/Diamond-Price

Primary LanguageJupyter Notebook

Diamond-Price

In this project, I'll be working with a dataset regarding the prices and attributes of approximately 54,000 round-cut diamonds. I'll go through the steps of an explanatory data visualization, systematically starting from univariate visualizations, moving through bivariate visualizations, and finally multivariate visualizations. Finally, I'll work on polishing up selected plots from the analysis so that their main points can be clearly conveyed to others.

Information on the Diamond Dataset

  • price: Price in dollars. Data were collected in 2008.

  • carat: Diamond weight. 1 carat is equal to 0.2 grams.

  • cut: Quality of diamond cut, affects its shine. Grades go from (low) Fair, Good, Very Good, Premium, Ideal (best).

  • color: Measure of diamond coloration. Increasing grades go from (some color) J, I, H, G, F, E, D (colorless).

  • clarity: Measure of diamond inclusions. Increasing grades go from (inclusions) I1, SI2, SI1, VS2, VS1, VVS2, VVS1, IF (internally flawless).

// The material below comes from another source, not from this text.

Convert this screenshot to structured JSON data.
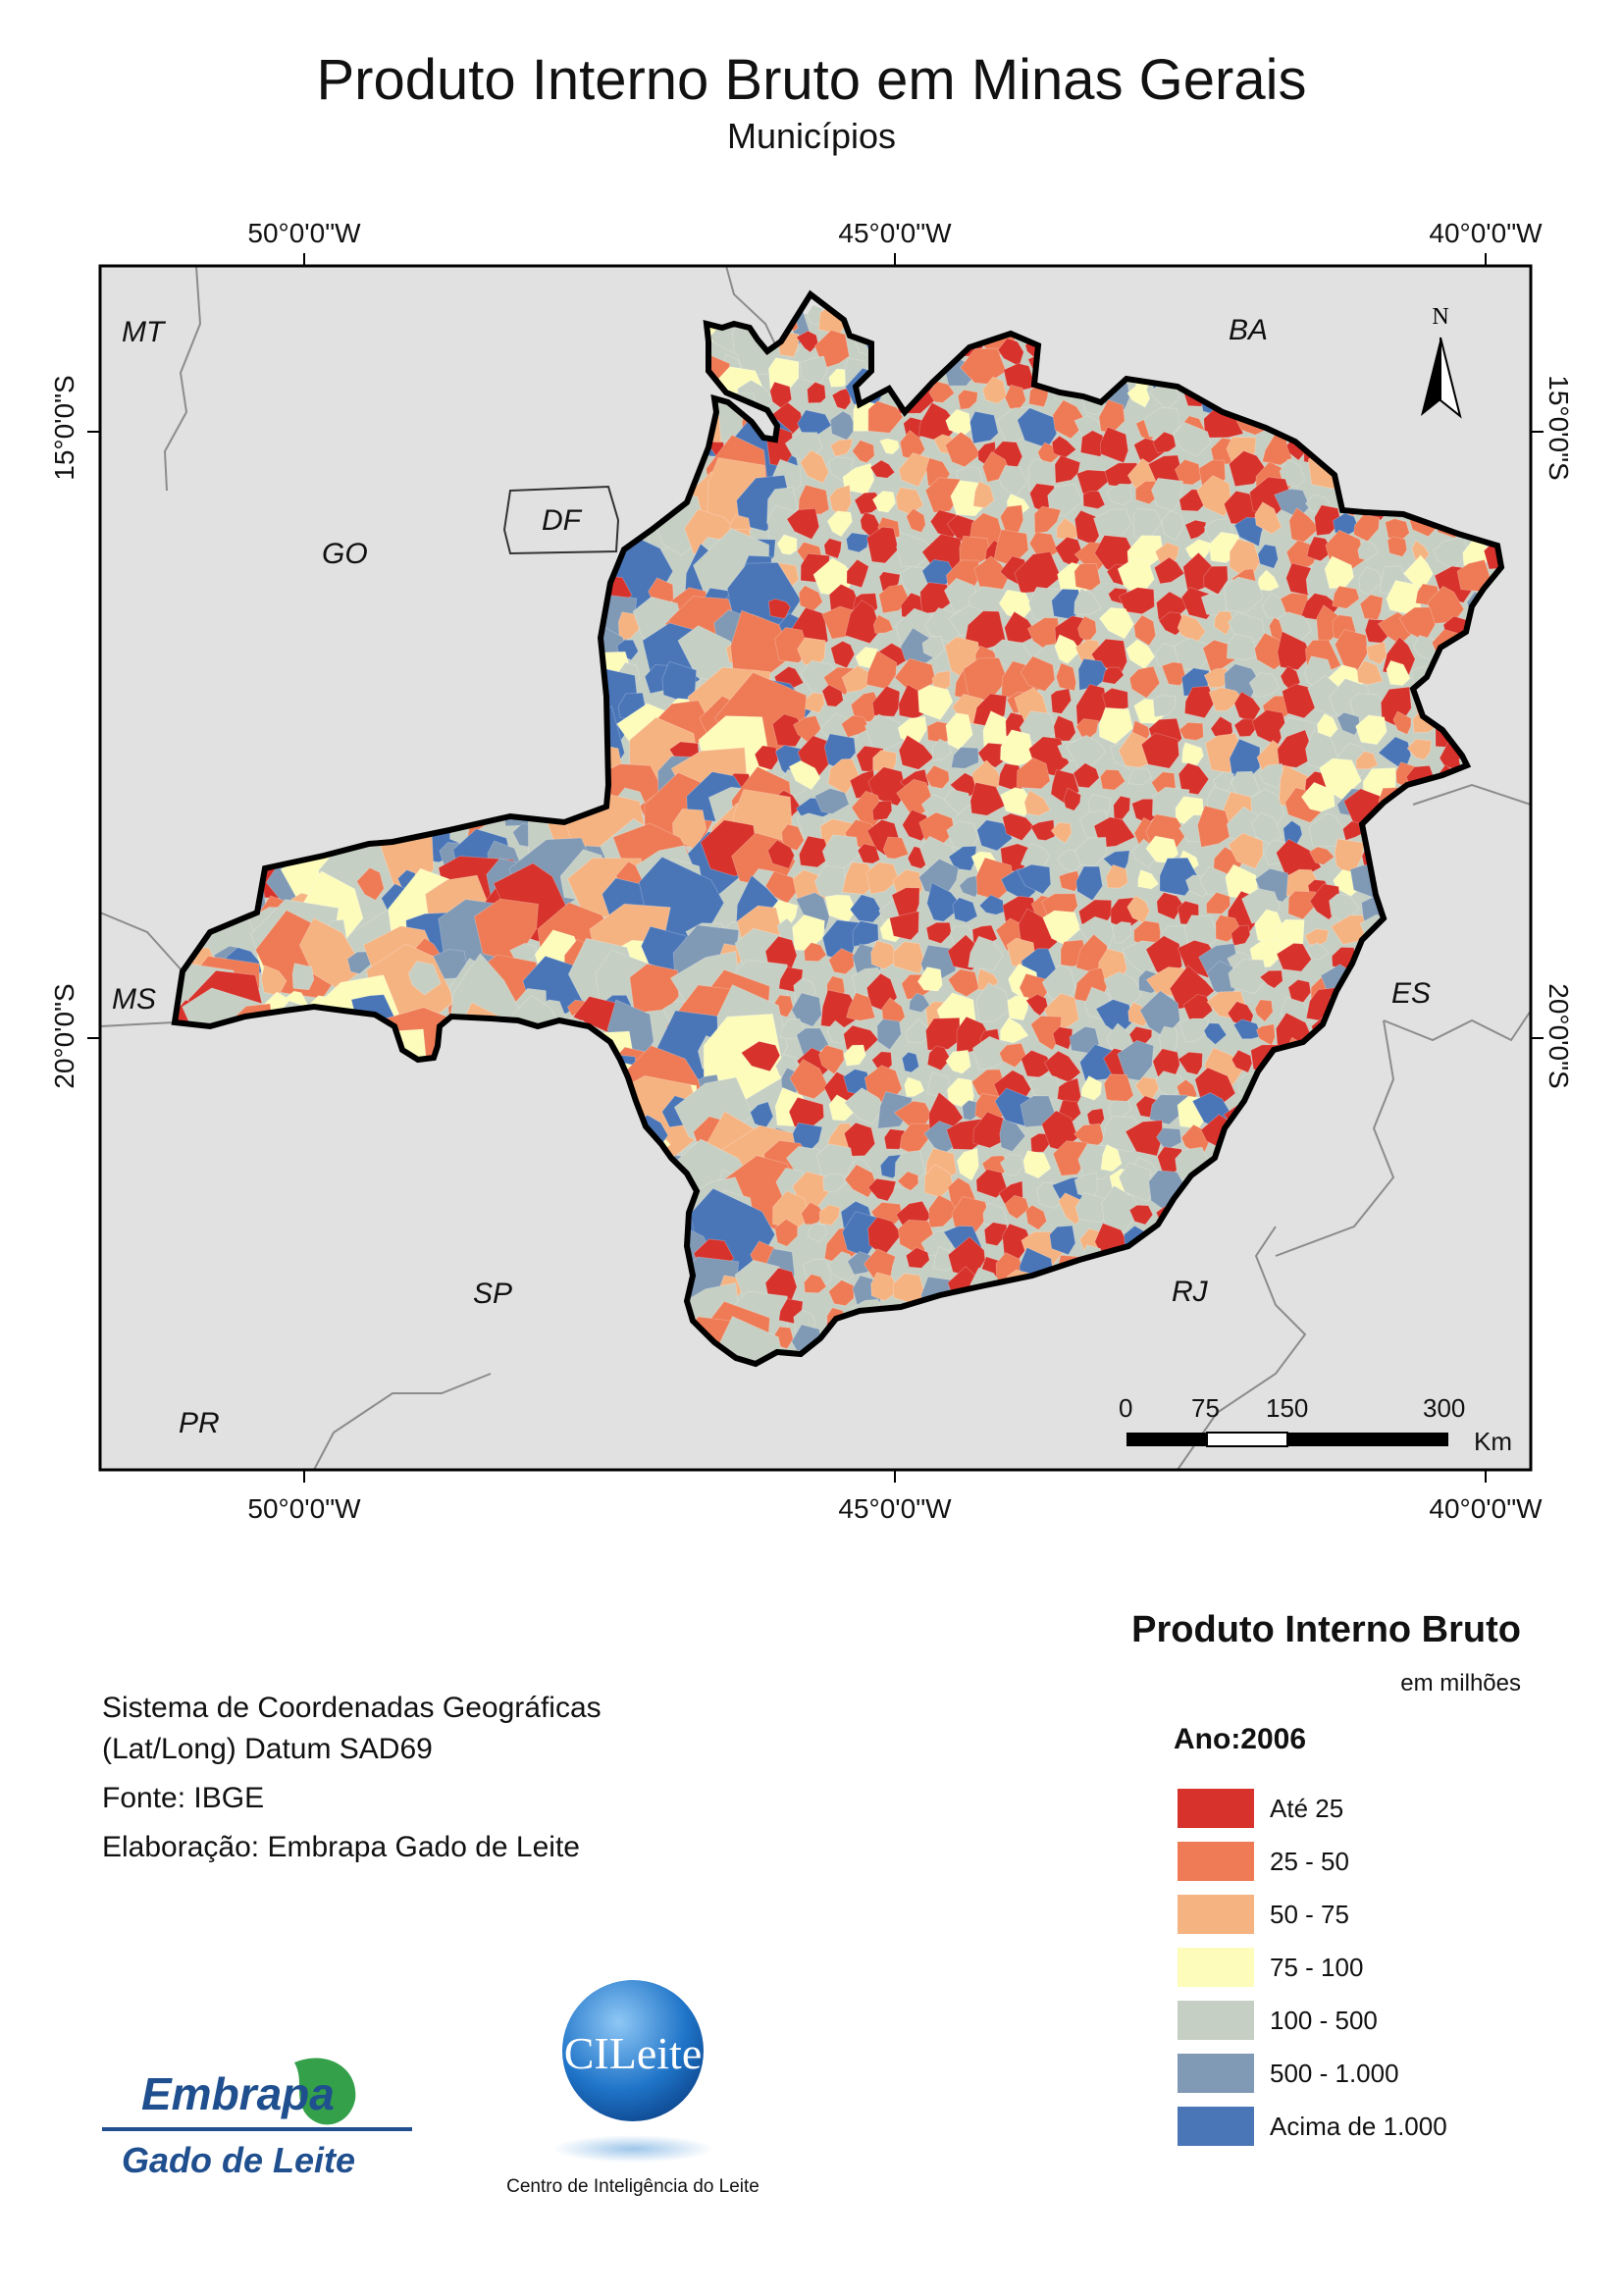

  • x, y, z: Diamond length, width, and depth, respectively, in mm.

  • table: Ratio of the width of the top face of diamond to its overall width, as a percentage.

  • depth: Proportional depth of the diamond, as a percentage. This is computed as 2 * z / (x + y), or the ratio of the depth to the average of length and width.

  • In the project, I will concentrate only on the variables in the top five bullet points: price and the four 'C's of diamond grade.

  • My focus will be on answering the question about the degree of importance that each of these quality measures has on the pricing of a diamond.